![]() The Alan Parsons Project Pyramid Arista AB 4180 Released: June 1978 Chart Peak: #26 Weeks Charted: 25 Certified Gold: 7/24/78
With the release of its latest Arista disc, the Alan Parsons Project has clearly earned a top spot in this new category. The song "What Goes Up (Must Come Down)" is getting heavy and much-deserved airplay these days, and it epitomizes what engineer Parsons and co-producer Eric Woolfson can do: combine soaring, lushly orchestrated melodies, intriguing lyrics, good solo instrumental work, choral voices, and a heavy rock beat into a thoroughly absorbing musical experience. No wonder. Parsons' previous credits include the Beatles' Abbey Road, Pink Floyd's Dark Side of the Moon, and other highly acclaimed LP's.
- Edward Buxbaum, Stereo Review, 10/78. Bonus Reviews! Lacking the wit and melodic appeal of last year's surprisingly successful I Robot, the Alan Parsons Project's third studio-rock oratorio is a hollow disappointment. Where I Robot was constructed on a nifty riddle -- it's cinematic space rock flaunted the technology its scenario cautioned against -- Pyramid uses the mystery of the pyramids as a jumping-off point for some bombastic musings on the vanity of human wishes and the passing of all things.
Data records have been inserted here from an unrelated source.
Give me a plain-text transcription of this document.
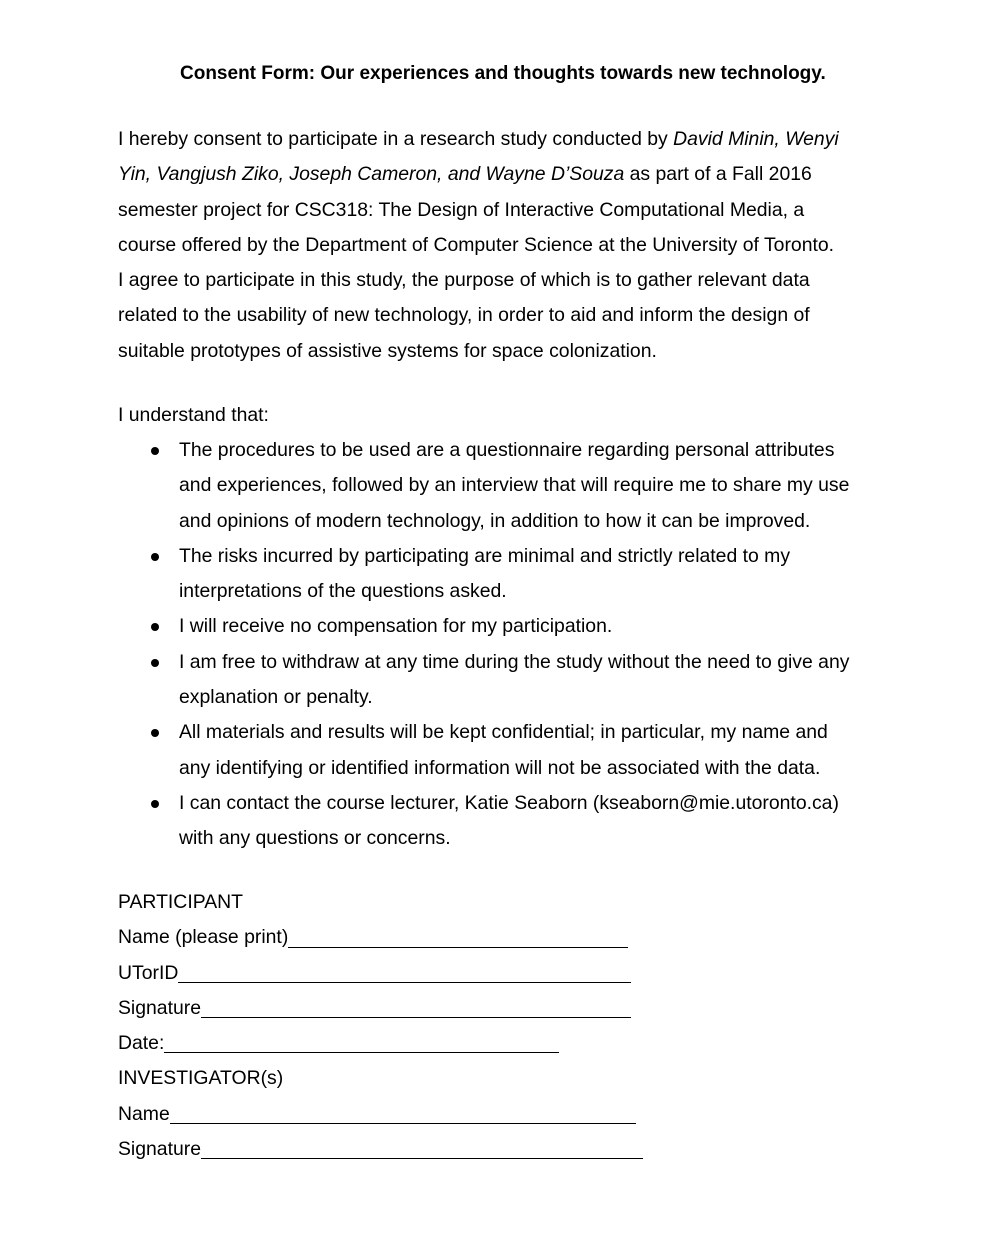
Consent Form: Our experiences and thoughts towards new technology.

I hereby consent to participate in a research study conducted by David Minin, Wenyi
Yin, Vangjush Ziko, Joseph Cameron, and Wayne D’Souza as part of a Fall 2016
semester project for CSC318: The Design of Interactive Computational Media, a
course offered by the Department of Computer Science at the University of Toronto.
I agree to participate in this study, the purpose of which is to gather relevant data
related to the usability of new technology, in order to aid and inform the design of
suitable prototypes of assistive systems for space colonization.

I understand that:
The procedures to be used are a questionnaire regarding personal attributes
and experiences, followed by an interview that will require me to share my use
and opinions of modern technology, in addition to how it can be improved.
The risks incurred by participating are minimal and strictly related to my
interpretations of the questions asked.
I will receive no compensation for my participation.
I am free to withdraw at any time during the study without the need to give any
explanation or penalty.
All materials and results will be kept confidential; in particular, my name and
any identifying or identified information will not be associated with the data.
I can contact the course lecturer, Katie Seaborn (kseaborn@mie.utoronto.ca)
with any questions or concerns.
PARTICIPANT
Name (please print)
UTorID
Signature
Date:
INVESTIGATOR(s)
Name
Signature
Producer Parsons' aural style remains impressively three-dimensional, but given musical themes this trite and lyrics this sententious ("And the days of my life are but grains of sand/As they fall from your open hand"), the results frequently echo the kitsch soundtracks of Fifties Hollywood Biblical epics. The album's one lively moment, "Pyramania," spoofs the recent pyramid fad in a mechanized post-Beatles style. Which suggests that the creators of Pyramid -- Alan Parsons, writer Eric Woolfson and arranger Andrew Powell -- simply chose the pyramid theme because it sounded like a commercial "head" subject, not because it particularly fascinated them. - Stephen Holden, Rolling Stone, 8-10-78. All the songs on this LP were composed by Eric Woolfson along with Alan Parsons, but in the end it is pretty much Parson's hand behind the project. The man who created "I Robot" turns his musical attention to the "Pyramid, the last remaining wonder of the ancient world." As in the previous effort musicians are hired to play the instruments and sing the songs while Parsons, the engineer as well as the producer, twirls the knobs. As before, Parsons takes pop melodies and songs and then adds choirs and keyboards for a spacey sound. It is aurally interesting, and while it is neither rock'n'rolI, jazz, nor modern classical music, it is still a valid musical form and, of course, commercially viable. Best cuts: "Voyager," "In The Lap Of The Gods," "Pyramania." - Billboard, 1978. Even though it didn't break into the Top Ten like its predecessor, Pyramid was another hit for The Alan Parsons Project, going gold and peaking at number 26. Thematically, it was an exploration of mystic Middle Eastern myths and traditions, particularly pyramids and the like. * * * - David Jehnzen, The All-Music Guide to Rock, 1995.